Background: Literature often shows limited and discordant data regarding the prognostic value of age in gastric-cancer patients. Generally, disease-specific survival does not seem to be worse in the elderly when compared with younger patients, and therefore gastrectomy with extended lymphadenectomy for non-early tumors is considered the "standard" surgical therapy for all of operable patients, despite any age- or comorbidity-related limitations. Recent trials reported a survival benefit for extended nodal dissection compared with the more limited method, but some Authors found age (and comorbidities) to be a relevant predictor of postoperative complications, conditioning the safety of the surgical procedure itself. Methods/Design: The LELEGA Trial (Limited versus Extended Lymphadenectomy in high risk Elderly with Gastric Adenocarcinoma) is a randomized, clinical multicenter trial.
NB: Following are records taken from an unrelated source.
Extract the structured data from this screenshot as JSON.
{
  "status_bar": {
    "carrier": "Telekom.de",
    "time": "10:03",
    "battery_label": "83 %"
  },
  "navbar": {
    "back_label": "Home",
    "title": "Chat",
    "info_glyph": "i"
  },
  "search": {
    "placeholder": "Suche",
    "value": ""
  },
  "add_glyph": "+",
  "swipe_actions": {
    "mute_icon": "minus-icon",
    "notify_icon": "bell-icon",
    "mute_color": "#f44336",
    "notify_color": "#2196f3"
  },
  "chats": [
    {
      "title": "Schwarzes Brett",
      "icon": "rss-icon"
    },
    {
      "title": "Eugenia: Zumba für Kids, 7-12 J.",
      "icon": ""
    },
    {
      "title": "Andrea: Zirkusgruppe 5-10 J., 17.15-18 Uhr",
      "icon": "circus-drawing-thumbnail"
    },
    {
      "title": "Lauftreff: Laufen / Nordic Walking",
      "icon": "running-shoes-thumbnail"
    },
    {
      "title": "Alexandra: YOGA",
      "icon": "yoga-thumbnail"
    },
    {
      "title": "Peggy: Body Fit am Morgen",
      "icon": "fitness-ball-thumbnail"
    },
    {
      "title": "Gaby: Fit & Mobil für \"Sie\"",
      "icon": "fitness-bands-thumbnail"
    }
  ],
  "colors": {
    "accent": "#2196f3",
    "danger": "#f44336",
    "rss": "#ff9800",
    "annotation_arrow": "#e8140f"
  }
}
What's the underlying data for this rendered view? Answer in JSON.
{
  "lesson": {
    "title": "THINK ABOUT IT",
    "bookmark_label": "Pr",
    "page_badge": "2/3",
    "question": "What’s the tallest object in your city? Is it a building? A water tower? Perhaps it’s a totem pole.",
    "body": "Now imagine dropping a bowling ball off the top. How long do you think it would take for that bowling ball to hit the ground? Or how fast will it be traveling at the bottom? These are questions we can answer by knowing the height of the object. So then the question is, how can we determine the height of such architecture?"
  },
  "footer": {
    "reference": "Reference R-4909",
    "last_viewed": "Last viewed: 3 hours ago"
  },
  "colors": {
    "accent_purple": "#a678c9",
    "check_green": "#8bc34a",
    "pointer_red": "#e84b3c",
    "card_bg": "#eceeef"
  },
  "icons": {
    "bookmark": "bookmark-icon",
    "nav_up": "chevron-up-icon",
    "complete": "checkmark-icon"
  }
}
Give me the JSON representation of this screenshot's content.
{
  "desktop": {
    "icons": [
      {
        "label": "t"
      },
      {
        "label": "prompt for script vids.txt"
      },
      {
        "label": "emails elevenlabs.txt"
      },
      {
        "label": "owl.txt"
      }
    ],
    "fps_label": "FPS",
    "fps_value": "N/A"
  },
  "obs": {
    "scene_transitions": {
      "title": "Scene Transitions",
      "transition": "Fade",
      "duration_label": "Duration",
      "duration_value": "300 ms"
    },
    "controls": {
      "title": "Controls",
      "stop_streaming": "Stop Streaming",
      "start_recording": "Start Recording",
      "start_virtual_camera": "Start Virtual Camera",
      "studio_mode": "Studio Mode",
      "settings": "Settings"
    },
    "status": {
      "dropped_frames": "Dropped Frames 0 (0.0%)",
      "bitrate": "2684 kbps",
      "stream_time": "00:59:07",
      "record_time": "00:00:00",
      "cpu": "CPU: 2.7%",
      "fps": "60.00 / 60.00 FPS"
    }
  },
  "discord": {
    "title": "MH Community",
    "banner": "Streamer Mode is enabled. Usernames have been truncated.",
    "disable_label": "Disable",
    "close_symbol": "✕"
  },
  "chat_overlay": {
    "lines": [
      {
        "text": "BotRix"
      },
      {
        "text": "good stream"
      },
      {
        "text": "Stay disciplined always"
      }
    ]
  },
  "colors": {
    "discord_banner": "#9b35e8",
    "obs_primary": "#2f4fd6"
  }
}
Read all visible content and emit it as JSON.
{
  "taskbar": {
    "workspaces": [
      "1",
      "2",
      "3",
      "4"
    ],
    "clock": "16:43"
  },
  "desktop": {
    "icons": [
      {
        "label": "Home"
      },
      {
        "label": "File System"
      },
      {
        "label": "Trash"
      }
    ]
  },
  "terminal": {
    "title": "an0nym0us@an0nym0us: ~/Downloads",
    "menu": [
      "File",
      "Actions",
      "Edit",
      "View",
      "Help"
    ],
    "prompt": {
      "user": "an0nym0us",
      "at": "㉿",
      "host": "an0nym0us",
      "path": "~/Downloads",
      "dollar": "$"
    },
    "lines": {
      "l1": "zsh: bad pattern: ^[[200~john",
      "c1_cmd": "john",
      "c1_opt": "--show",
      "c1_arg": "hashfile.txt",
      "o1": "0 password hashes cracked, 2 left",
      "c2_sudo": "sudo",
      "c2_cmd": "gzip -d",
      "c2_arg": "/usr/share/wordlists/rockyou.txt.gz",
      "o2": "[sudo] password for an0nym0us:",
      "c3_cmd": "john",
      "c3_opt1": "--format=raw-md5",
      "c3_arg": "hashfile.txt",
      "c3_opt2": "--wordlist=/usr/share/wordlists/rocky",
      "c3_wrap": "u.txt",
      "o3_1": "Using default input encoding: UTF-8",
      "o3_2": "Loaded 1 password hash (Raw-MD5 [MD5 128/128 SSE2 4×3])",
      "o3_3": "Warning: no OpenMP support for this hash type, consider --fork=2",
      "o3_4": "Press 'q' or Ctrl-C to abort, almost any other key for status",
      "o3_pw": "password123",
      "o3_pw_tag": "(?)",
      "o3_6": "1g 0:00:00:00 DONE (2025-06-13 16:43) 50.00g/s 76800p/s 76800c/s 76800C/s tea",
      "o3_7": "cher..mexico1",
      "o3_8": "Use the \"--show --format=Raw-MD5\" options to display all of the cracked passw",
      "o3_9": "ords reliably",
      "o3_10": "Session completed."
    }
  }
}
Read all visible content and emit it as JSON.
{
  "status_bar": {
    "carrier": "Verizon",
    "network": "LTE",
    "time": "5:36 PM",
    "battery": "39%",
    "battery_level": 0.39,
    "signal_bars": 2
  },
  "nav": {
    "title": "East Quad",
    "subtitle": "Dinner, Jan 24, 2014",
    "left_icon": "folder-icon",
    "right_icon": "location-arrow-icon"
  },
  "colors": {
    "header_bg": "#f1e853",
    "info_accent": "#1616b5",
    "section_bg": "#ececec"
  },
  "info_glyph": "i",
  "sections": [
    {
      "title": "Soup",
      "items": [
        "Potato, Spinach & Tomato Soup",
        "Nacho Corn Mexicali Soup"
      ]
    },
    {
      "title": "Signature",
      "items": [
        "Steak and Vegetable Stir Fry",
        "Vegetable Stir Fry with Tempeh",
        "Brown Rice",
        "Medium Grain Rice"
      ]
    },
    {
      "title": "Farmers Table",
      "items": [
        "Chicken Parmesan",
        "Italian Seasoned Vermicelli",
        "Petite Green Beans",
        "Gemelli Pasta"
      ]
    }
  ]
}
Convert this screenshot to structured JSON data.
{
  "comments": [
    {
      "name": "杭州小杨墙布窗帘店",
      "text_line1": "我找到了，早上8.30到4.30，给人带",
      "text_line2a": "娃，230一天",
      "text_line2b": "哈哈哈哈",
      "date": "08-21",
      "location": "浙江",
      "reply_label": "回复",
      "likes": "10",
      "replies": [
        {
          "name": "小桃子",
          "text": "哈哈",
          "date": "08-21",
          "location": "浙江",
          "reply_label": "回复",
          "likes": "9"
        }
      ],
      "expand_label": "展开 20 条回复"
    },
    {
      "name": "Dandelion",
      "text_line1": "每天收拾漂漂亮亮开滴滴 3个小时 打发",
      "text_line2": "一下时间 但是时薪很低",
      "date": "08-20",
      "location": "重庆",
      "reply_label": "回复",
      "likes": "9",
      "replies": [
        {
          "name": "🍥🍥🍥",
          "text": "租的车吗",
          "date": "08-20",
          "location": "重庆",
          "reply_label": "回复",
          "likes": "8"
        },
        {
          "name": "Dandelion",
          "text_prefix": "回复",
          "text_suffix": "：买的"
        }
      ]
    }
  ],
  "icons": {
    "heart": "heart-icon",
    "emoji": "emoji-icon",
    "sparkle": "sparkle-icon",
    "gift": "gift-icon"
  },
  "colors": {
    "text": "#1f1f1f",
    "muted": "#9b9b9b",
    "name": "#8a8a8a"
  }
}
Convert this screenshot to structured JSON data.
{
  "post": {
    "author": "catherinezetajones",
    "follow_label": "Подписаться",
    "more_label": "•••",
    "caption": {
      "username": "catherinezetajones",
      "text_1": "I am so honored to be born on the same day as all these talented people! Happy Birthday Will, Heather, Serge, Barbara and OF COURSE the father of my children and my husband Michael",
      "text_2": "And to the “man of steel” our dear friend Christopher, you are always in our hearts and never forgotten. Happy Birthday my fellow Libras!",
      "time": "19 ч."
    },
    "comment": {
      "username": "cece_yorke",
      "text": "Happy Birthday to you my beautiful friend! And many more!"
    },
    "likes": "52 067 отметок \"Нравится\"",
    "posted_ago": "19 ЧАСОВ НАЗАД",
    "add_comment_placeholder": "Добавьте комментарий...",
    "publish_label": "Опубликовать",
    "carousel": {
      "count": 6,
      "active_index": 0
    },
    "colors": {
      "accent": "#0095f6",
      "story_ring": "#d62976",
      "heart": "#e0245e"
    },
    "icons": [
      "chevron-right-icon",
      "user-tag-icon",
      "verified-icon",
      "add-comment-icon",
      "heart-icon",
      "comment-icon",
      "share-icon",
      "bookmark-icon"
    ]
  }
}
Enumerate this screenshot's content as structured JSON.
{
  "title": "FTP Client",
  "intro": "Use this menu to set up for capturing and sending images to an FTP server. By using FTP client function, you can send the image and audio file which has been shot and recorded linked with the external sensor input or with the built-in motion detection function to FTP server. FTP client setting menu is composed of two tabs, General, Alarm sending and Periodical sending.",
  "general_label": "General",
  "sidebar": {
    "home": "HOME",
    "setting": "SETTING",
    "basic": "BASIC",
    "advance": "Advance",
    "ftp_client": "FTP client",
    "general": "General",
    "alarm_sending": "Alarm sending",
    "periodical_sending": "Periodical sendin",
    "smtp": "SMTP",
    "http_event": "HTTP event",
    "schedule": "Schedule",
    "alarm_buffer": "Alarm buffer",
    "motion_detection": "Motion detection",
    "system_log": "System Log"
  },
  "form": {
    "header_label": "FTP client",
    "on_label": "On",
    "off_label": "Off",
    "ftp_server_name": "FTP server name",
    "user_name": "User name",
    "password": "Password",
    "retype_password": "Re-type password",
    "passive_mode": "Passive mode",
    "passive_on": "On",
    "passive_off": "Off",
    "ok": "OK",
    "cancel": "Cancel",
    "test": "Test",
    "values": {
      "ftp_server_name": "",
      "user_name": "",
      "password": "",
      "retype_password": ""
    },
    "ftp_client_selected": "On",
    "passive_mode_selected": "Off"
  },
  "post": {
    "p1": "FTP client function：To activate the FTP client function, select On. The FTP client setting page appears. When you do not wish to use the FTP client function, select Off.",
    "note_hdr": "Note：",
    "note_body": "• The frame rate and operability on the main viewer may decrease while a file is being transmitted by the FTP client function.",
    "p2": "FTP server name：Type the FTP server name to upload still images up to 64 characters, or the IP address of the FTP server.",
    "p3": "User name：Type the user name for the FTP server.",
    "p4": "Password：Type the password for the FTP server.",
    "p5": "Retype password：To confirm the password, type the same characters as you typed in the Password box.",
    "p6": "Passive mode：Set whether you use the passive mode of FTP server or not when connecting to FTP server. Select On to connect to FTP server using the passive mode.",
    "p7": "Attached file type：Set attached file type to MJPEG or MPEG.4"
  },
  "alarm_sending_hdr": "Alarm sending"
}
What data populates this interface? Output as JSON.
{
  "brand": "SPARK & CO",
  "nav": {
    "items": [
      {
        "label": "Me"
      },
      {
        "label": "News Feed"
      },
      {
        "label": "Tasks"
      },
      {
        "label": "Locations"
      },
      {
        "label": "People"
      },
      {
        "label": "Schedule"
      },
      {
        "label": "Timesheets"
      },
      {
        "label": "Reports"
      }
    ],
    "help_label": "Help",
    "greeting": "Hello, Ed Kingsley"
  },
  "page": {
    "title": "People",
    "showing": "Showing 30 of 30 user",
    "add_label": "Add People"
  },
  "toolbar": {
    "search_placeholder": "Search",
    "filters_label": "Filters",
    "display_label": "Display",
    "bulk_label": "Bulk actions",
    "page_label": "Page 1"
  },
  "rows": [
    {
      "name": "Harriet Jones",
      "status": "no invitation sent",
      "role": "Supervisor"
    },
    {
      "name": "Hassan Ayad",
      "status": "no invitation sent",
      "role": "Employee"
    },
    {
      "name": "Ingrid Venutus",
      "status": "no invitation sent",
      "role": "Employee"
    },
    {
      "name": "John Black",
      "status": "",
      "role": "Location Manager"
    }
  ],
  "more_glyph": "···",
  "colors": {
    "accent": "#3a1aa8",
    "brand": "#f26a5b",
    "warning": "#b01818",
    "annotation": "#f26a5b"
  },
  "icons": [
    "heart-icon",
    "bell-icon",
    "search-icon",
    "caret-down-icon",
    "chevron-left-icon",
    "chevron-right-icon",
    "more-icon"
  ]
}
All patients >75 years and with Charlson Comorbidity Score >5 with resectable M0 gastric cancer are eligible for inclusion and randomization. The primary endpoint is 5-year Disease-Specific Survival (DSS). Secondary endpoints include 5-year Overall Survival (OS) and postoperative complications classified according to Clavien-Dindo. Assuming an alpha (two-sided) of 5%, 232 patients per group are necessary to achieve an 80% power to detect a 13% survival difference (from 56% to 69%) between groups. Discussion: LELEGA trial is a prospective, multicenter randomized study to define optimal extent of lymphadenectomy (extended versus limited) in elderly and high-comorbidity gastric cancer patients.